A Universal Call to Holiness


In one of his several addresses to the Catholic Community, Monsignor Guissiani uses a quote from T.S. Elliot to describe how the Catholic Church and mankind have equally failed each other. In Elliot's quote, he states that: "if I need something, I chase after it if it goes away." We keep pushing God's call to us aside, as our everyday lives rush by. We are putting off the call to holiness by the fact that we always see that the present time is in fact the wrong time to respond to his call. We see other things as more or equally as important, and we tend to place those things above him. However, along with our physical and mental sluggishness, which makes us lax in this area, it is the fact only caused by the “but [also] the interior sluggishness of our hearts.” As the author Seghers presents in his article, “We [all Christians] need to be clear that there will never be a better time or a better set of circumstances than now to respond wholeheartedly to the call to holiness.” He goes on to say that "now is the acceptable time", and that "the very things that we falsely judge as obstacles are the very means God gives us to draw us to surrender more deeply on Him."


I personally believe that this quote implies for the everyday Catholic to "not be discouraged by by these painful moments of our transformation but to accept that they're a necessary and blessed part of the whole process." "It is essential for all those who want to spend eternity with God." It says in the Bible, (John, Ch 15:5), that "Without [him], we can do nothing. Without  God, sucessfully completing the journey is impossible, but with Him, in a sense, we are already there."

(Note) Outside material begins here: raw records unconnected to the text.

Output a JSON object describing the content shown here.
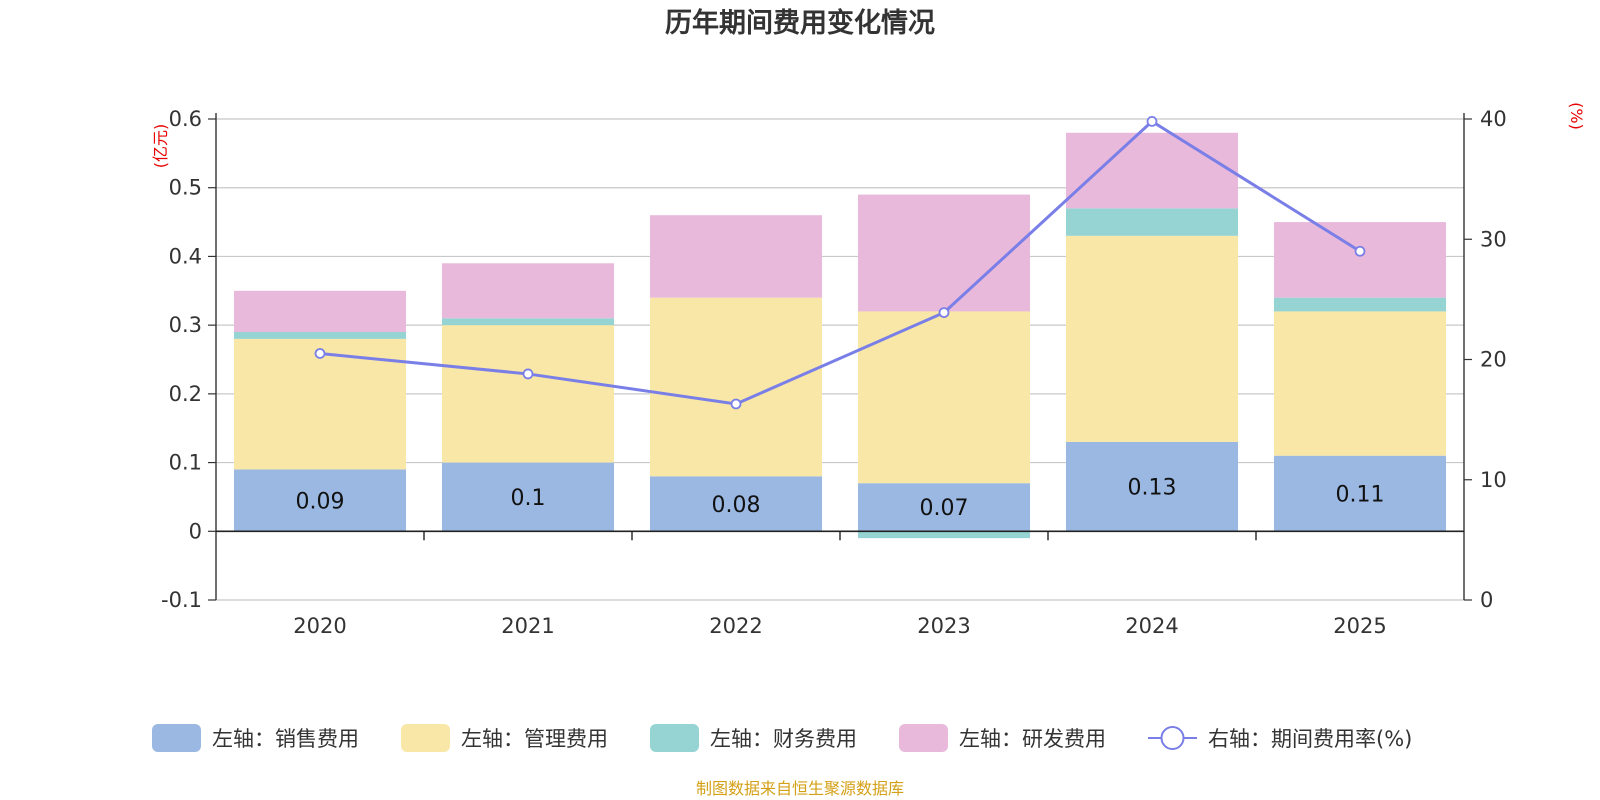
{
  "chart_data": {
    "type": "bar",
    "title": "历年期间费用变化情况",
    "categories": [
      "2020",
      "2021",
      "2022",
      "2023",
      "2024",
      "2025"
    ],
    "left_axis": {
      "unit": "(亿元)",
      "ylim": [
        -0.1,
        0.6
      ],
      "ticks": [
        -0.1,
        0,
        0.1,
        0.2,
        0.3,
        0.4,
        0.5,
        0.6
      ],
      "tick_labels": [
        "-0.1",
        "0",
        "0.1",
        "0.2",
        "0.3",
        "0.4",
        "0.5",
        "0.6"
      ]
    },
    "right_axis": {
      "unit": "(%)",
      "ylim": [
        0,
        40
      ],
      "ticks": [
        0,
        10,
        20,
        30,
        40
      ],
      "tick_labels": [
        "0",
        "10",
        "20",
        "30",
        "40"
      ]
    },
    "series": [
      {
        "name": "左轴：销售费用",
        "axis": "left",
        "kind": "bar",
        "color": "#9bb8e3",
        "values": [
          0.09,
          0.1,
          0.08,
          0.07,
          0.13,
          0.11
        ],
        "labels": [
          "0.09",
          "0.1",
          "0.08",
          "0.07",
          "0.13",
          "0.11"
        ]
      },
      {
        "name": "左轴：管理费用",
        "axis": "left",
        "kind": "bar",
        "color": "#f8e7a7",
        "values": [
          0.19,
          0.2,
          0.26,
          0.25,
          0.3,
          0.21
        ]
      },
      {
        "name": "左轴：财务费用",
        "axis": "left",
        "kind": "bar",
        "color": "#96d4d4",
        "values": [
          0.01,
          0.01,
          0.0,
          -0.01,
          0.04,
          0.02
        ]
      },
      {
        "name": "左轴：研发费用",
        "axis": "left",
        "kind": "bar",
        "color": "#e8b9da",
        "values": [
          0.06,
          0.08,
          0.12,
          0.17,
          0.11,
          0.11
        ]
      },
      {
        "name": "右轴：期间费用率(%)",
        "axis": "right",
        "kind": "line",
        "color": "#7a7fe8",
        "values": [
          20.5,
          18.8,
          16.3,
          23.9,
          39.8,
          29.0
        ]
      }
    ],
    "legend_position": "bottom",
    "grid": true
  },
  "footer": {
    "source": "制图数据来自恒生聚源数据库"
  }
}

I believe that by "say[ing] who Christ is" without shame, we fully declare ourselves as Christians, and by doing this we are finally accepting his call and his will for us. When we are ashamed to accept him, we are not only rejecting God and all of his great works, but we are failing to fulfill the vows that we promised, and agreed to, both at Baptism and Confirmation.  

Jim Segher, the author of The Call to Holiness, notes that: “an intimate union with God is possible in this life for everyone who will surrender to it, and work toward it with God’s grace.” As we [the Christians of the world] seek the perfect union with God, we only need to accept his will for us, and be constantly pursuing this call.